We have been carrying out… as a matter of urgency, inspections to roof planks made of Reinforced Autoclaved Aerated Concrete (RAAC).
Our surveyors have been carrying out RAAC Inspections to various buildings in Birmingham and the West Midlands including Schools and Public Buildings, to date this has predominantly been in roof spaces.
What is RAAC ?
RAAC is a lightweight, ‘bubbly’ form of concrete commonly used in construction between the 1950s and mid-1980s. It is predominantly found as precast panels in roofs (commonly flat roofs, sometimes pitched) and occasionally in floors and walls.
Appearance & texture
RAAC panels can be light-grey or white in appearance, the underside of the panels will appear smooth. The inside of the planks will appear bubbly, often described as looking like an Aero bar. Unlike traditional concrete, there will not be visible stones (aggregate) in the panels.
Panel Size & Profile
RAAC panels are typically 600mm (approximately 2 feet) wide although this has been known to vary. Their length will vary, typically up to 6 metres. RAAC panels typically have a chamfer along their edge meaning there is a distinctive V-shaped groove every 600mm in the surface of the roof, floor or wall.

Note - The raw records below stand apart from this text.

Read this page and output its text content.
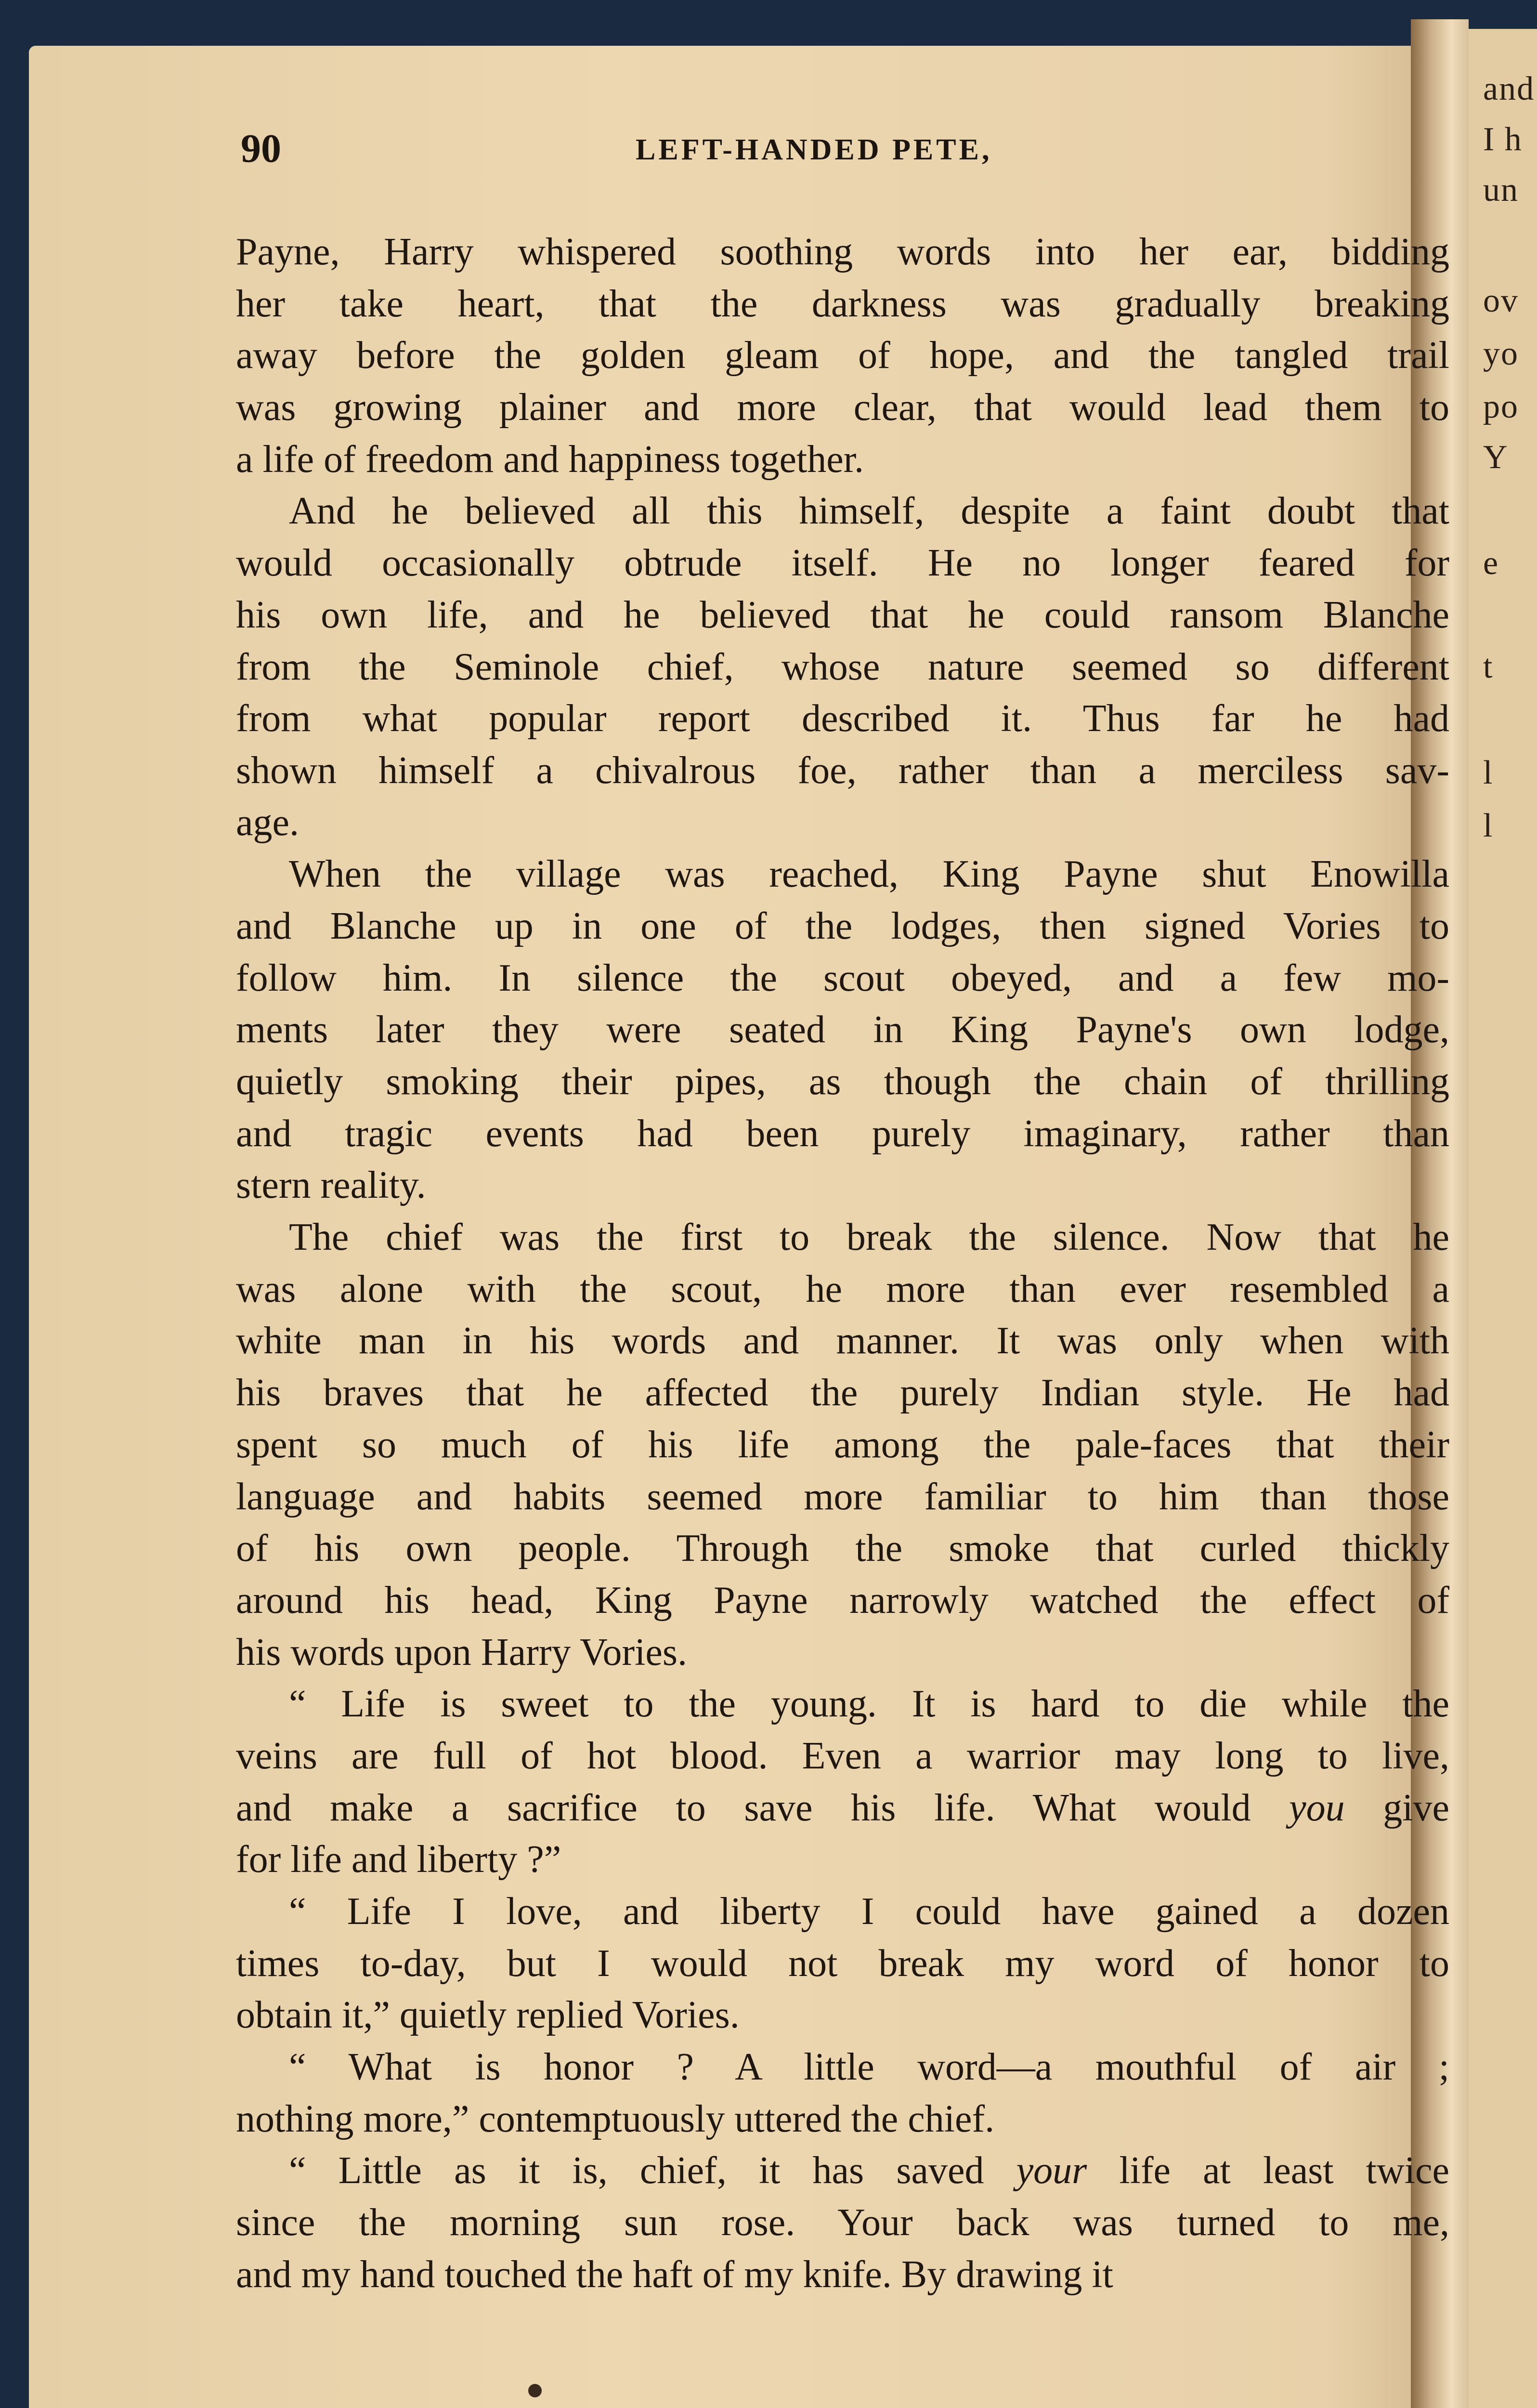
and
I h
un
ov
yo
po
Y
e
t
l
l
90	LEFT-HANDED PETE,
Payne, Harry whispered soothing words into her ear, bidding
her take heart, that the darkness was gradually breaking
away before the golden gleam of hope, and the tangled trail
was growing plainer and more clear, that would lead them to
a life of freedom and happiness together.
And he believed all this himself, despite a faint doubt that
would occasionally obtrude itself. He no longer feared for
his own life, and he believed that he could ransom Blanche
from the Seminole chief, whose nature seemed so different
from what popular report described it. Thus far he had
shown himself a chivalrous foe, rather than a merciless sav-
age.
When the village was reached, King Payne shut Enowilla
and Blanche up in one of the lodges, then signed Vories to
follow him. In silence the scout obeyed, and a few mo-
ments later they were seated in King Payne's own lodge,
quietly smoking their pipes, as though the chain of thrilling
and tragic events had been purely imaginary, rather than
stern reality.
The chief was the first to break the silence. Now that he
was alone with the scout, he more than ever resembled a
white man in his words and manner. It was only when with
his braves that he affected the purely Indian style. He had
spent so much of his life among the pale-faces that their
language and habits seemed more familiar to him than those
of his own people. Through the smoke that curled thickly
around his head, King Payne narrowly watched the effect of
his words upon Harry Vories.
“ Life is sweet to the young. It is hard to die while the
veins are full of hot blood. Even a warrior may long to live,
and make a sacrifice to save his life. What would you give
for life and liberty ?”
“ Life I love, and liberty I could have gained a dozen
times to-day, but I would not break my word of honor to
obtain it,” quietly replied Vories.
“ What is honor ? A little word—a mouthful of air ;
nothing more,” contemptuously uttered the chief.
“ Little as it is, chief, it has saved your life at least twice
since the morning sun rose. Your back was turned to me,
and my hand touched the haft of my knife. By drawing it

RAAC panels are very soft. If you press a screwdriver, screw or nail into the surface of a RAAC panel you will be able to make an indentation in them.
BE AWARE – if there is a surface covering to the panels you should not try to make an indentation as the covering may contain asbestos. Before any works are undertaken, the buildings Asbestos Register MUST be referred to.
On this occasion, under the guidance of a Structural Engineer, we carried out the following inspections.
- To scan 24 beam ends for bearing, void & reinforcement layout.
- Investigate 12 locations where two beams abut across a structural beam.
- To each beam delicately chase/expose a longitudinal bar to its end.
- To each beam end chase/expose the transverse/anchor/link rebar.
- Carry out a detailed visual/photographic condition survey recording the following:
- Deterioration including cracking or spalling, excessive deflection, and water ingress.